Il s’installe sur son piano et sa douce voix se fait entendre. Nous venons d’entrer dans son monde et nous n’avons pas vraiment envie d’y sortir. Les mélodies, dont lui seul connait le secret, résonnent dans la salle et se loge rapidement dans nos oreilles. Elles deviennent des vers d’oreille. Bien que nous aimons foutrement la façon dont il compose ses chansons, c’est sa voix qui nous ensorcelle. Elle est comme un aimant, elle nous attire.

Il assure, il est attachant et se permet même un brin de folie. Il raconte des anecdotes, beaucoup d’anecdotes dont un rêve grivois; sinon, elles sont en lien avec son dernier album À genoux dans le désir.  C’est justement presque seulement des chansons de cet opus qu’il propose!
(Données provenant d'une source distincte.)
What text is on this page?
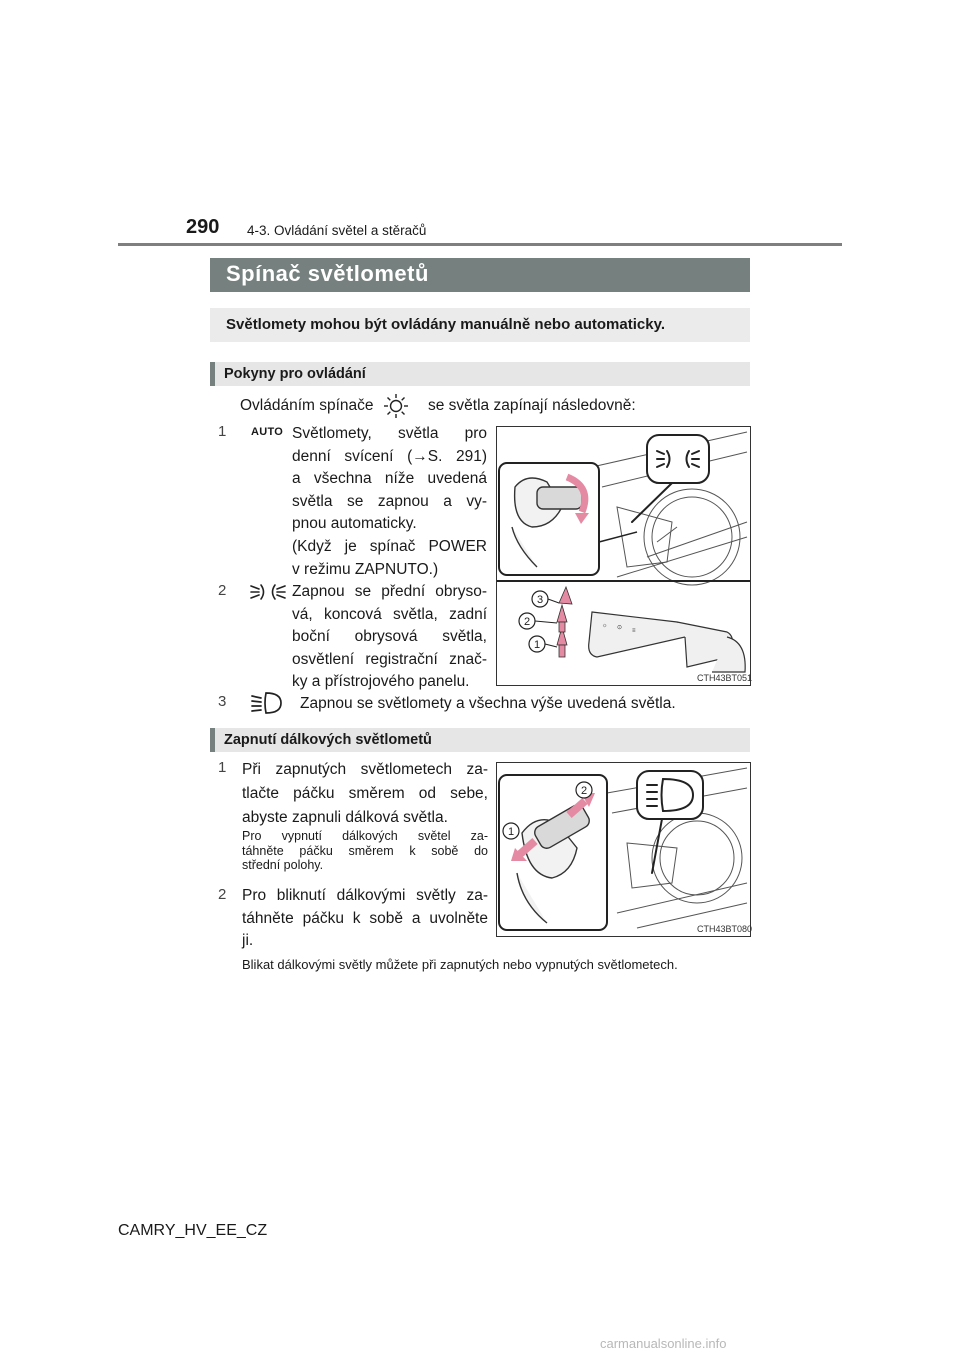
290 4-3. Ovládání světel a stěračů
Spínač světlometů
Světlomety mohou být ovládány manuálně nebo automaticky.
Pokyny pro ovládání
Ovládáním spínače	se světla zapínají následovně:
1 AUTO Světlomety, světla pro
denní svícení (→S. 291)
a všechna níže uvedená
světla se zapnou a vy-
pnou automaticky.
(Když je spínač POWER
v režimu ZAPNUTO.)
2	Zapnou se přední obryso-
vá, koncová světla, zadní
boční obrysová světla,
osvětlení registrační znač-
ky a přístrojového panelu.
☼ ⊙ ≡
3
2
1
CTH43BT051
3	Zapnou se světlomety a všechna výše uvedená světla.
Zapnutí dálkových světlometů
1 Při zapnutých světlometech za-
tlačte páčku směrem od sebe,
abyste zapnuli dálková světla.
Pro vypnutí dálkových světel za-
táhněte páčku směrem k sobě do
střední polohy.
2 Pro bliknutí dálkovými světly za-
táhněte páčku k sobě a uvolněte
ji.
2
1
CTH43BT080
Blikat dálkovými světly můžete při zapnutých nebo vypnutých světlometech.
CAMRY_HV_EE_CZ
carmanualsonline.info
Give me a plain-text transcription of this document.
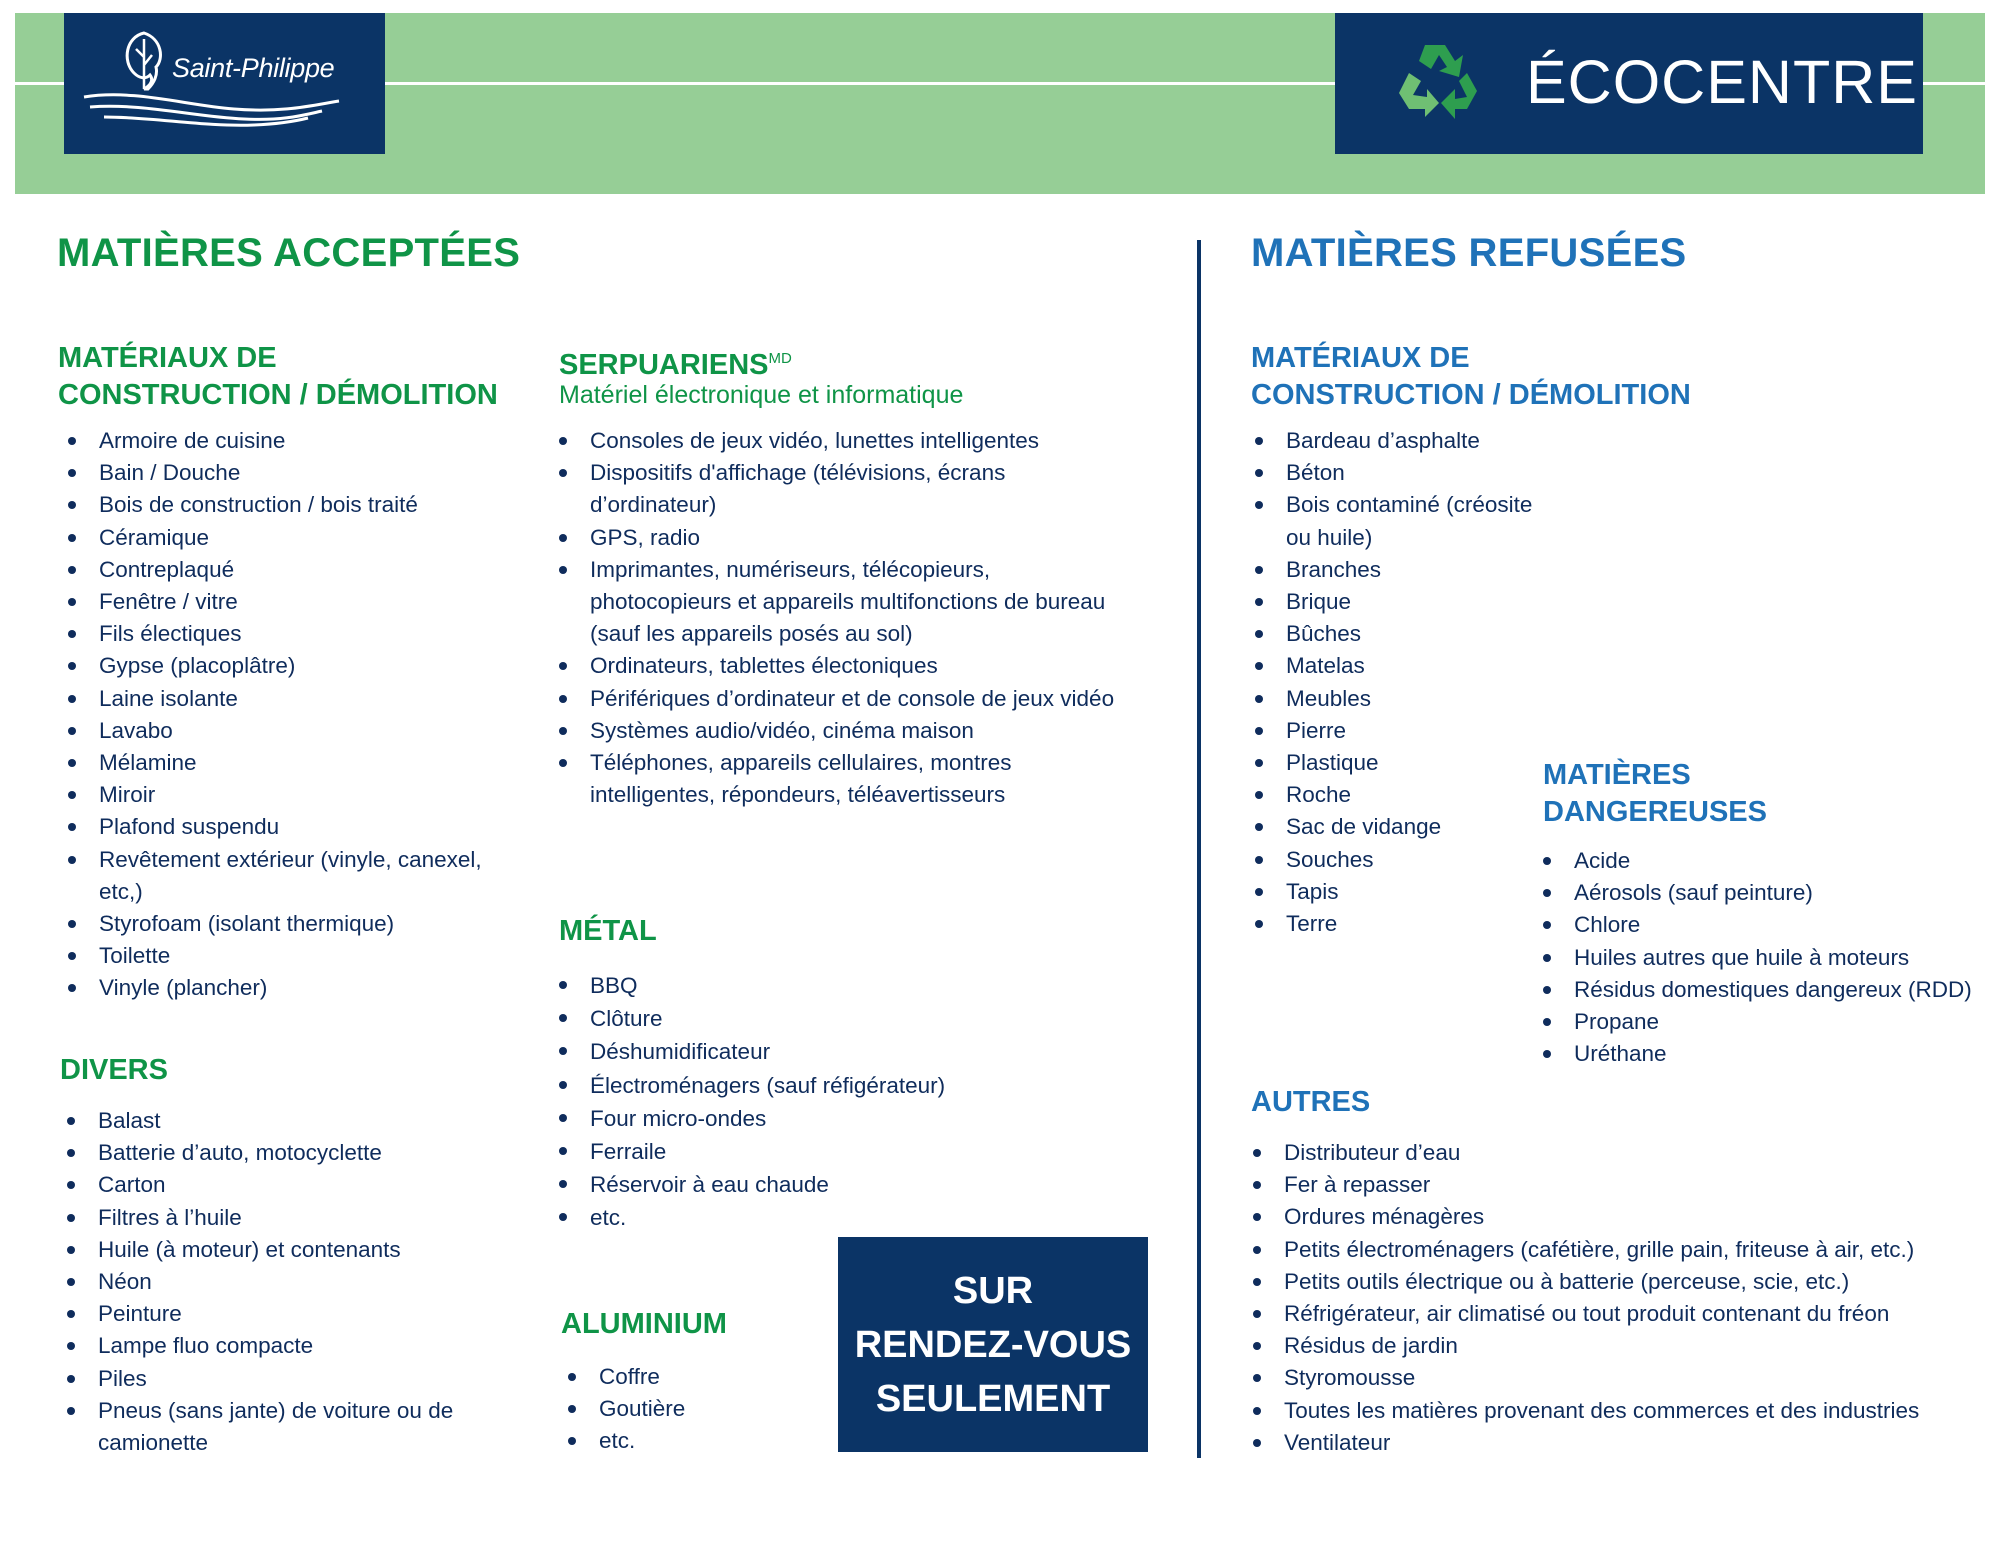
Saint-Philippe	ÉCOCENTRE
MATIÈRES ACCEPTÉES
MATÉRIAUX DE
CONSTRUCTION / DÉMOLITION
Armoire de cuisine
Bain / Douche
Bois de construction / bois traité
Céramique
Contreplaqué
Fenêtre / vitre
Fils électiques
Gypse (placoplâtre)
Laine isolante
Lavabo
Mélamine
Miroir
Plafond suspendu
Revêtement extérieur (vinyle, canexel, etc,)
Styrofoam (isolant thermique)
Toilette
Vinyle (plancher)
DIVERS
Balast
Batterie d’auto, motocyclette
Carton
Filtres à l’huile
Huile (à moteur) et contenants
Néon
Peinture
Lampe fluo compacte
Piles
Pneus (sans jante) de voiture ou de camionette
$SERPUARIENS^{MD}$
Matériel électronique et informatique
Consoles de jeux vidéo, lunettes intelligentes
Dispositifs d'affichage (télévisions, écrans d’ordinateur)
GPS, radio
Imprimantes, numériseurs, télécopieurs, photocopieurs et appareils multifonctions de bureau (sauf les appareils posés au sol)
Ordinateurs, tablettes électoniques
Périfériques d’ordinateur et de console de jeux vidéo
Systèmes audio/vidéo, cinéma maison
Téléphones, appareils cellulaires, montres intelligentes, répondeurs, téléavertisseurs
MÉTAL
BBQ
Clôture
Déshumidificateur
Électroménagers (sauf réfigérateur)
Four micro-ondes
Ferraile
Réservoir à eau chaude
etc.
ALUMINIUM
Coffre
Goutière
etc.
SUR
RENDEZ-VOUS
SEULEMENT
MATIÈRES REFUSÉES
MATÉRIAUX DE
CONSTRUCTION / DÉMOLITION
Bardeau d’asphalte
Béton
Bois contaminé (créosite ou huile)
Branches
Brique
Bûches
Matelas
Meubles
Pierre
Plastique
Roche
Sac de vidange
Souches
Tapis
Terre
MATIÈRES
DANGEREUSES
Acide
Aérosols (sauf peinture)
Chlore
Huiles autres que huile à moteurs
Résidus domestiques dangereux (RDD)
Propane
Uréthane
AUTRES
Distributeur d’eau
Fer à repasser
Ordures ménagères
Petits électroménagers (cafétière, grille pain, friteuse à air, etc.)
Petits outils électrique ou à batterie (perceuse, scie, etc.)
Réfrigérateur, air climatisé ou tout produit contenant du fréon
Résidus de jardin
Styromousse
Toutes les matières provenant des commerces et des industries
Ventilateur
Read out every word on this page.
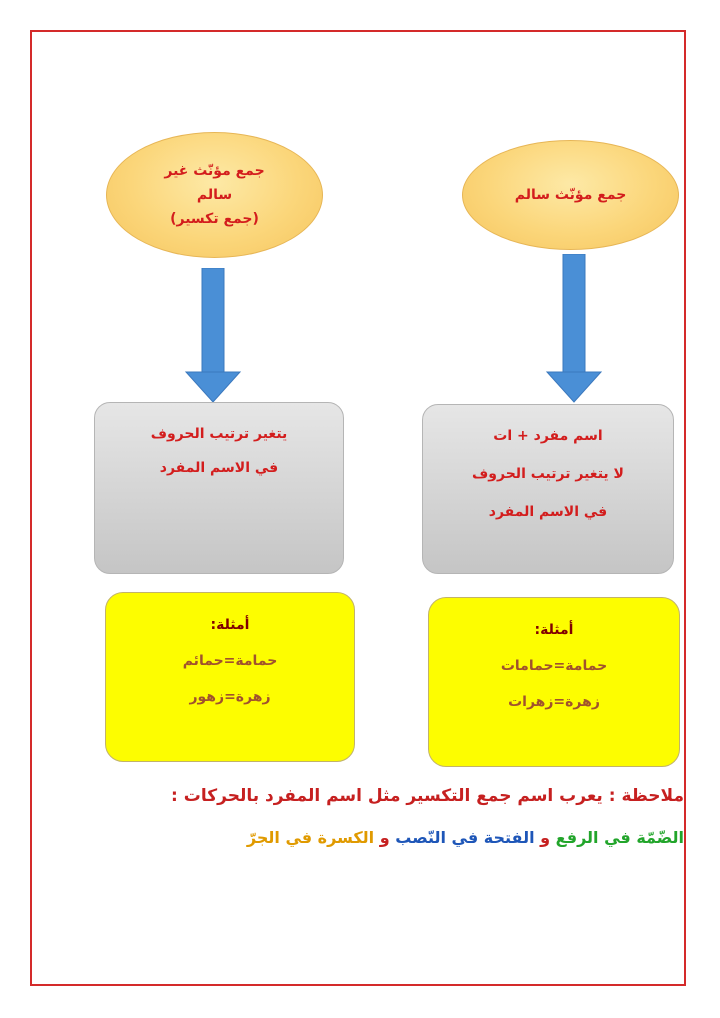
جمع مؤنّث غير
سالم
(جمع تكسير)
جمع مؤنّث سالم
يتغير ترتيب الحروف
في الاسم المفرد
اسم مفرد + ات
لا يتغير ترتيب الحروف
في الاسم المفرد
أمثلة:
حمامة=حمائم
زهرة=زهور
أمثلة:
حمامة=حمامات
زهرة=زهرات
ملاحظة : يعرب اسم جمع التكسير مثل اسم المفرد بالحركات :
الضّمّة في الرفع و الفتحة في النّصب و الكسرة في الجرّ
En fait, c’est une espèce d’hommage aux mots du poète Claude Péloquin. Le même qui a composé Lindberg, chanson popularisée par Robert Charlebois et qui a gravé : “Vous êtes pas écœurés de mourir, bande de caves? C’est assez!” sur un des murs du Grand Théâtre de Québec. Il reprend aussi certaines pièces de ses artistes préférés dont Alain Bashung.

Ces nouvelles compositions, élaborées à partir de 300 pages de texte offertes par le poète lui-même, Yann Perreau les interprète avec fougue, avec intensité, avec passion. Et c’est vraiment ce qu’on retient et aime de ce spectacle. Finalement, un des bons spectacle qu’on a vu cette année.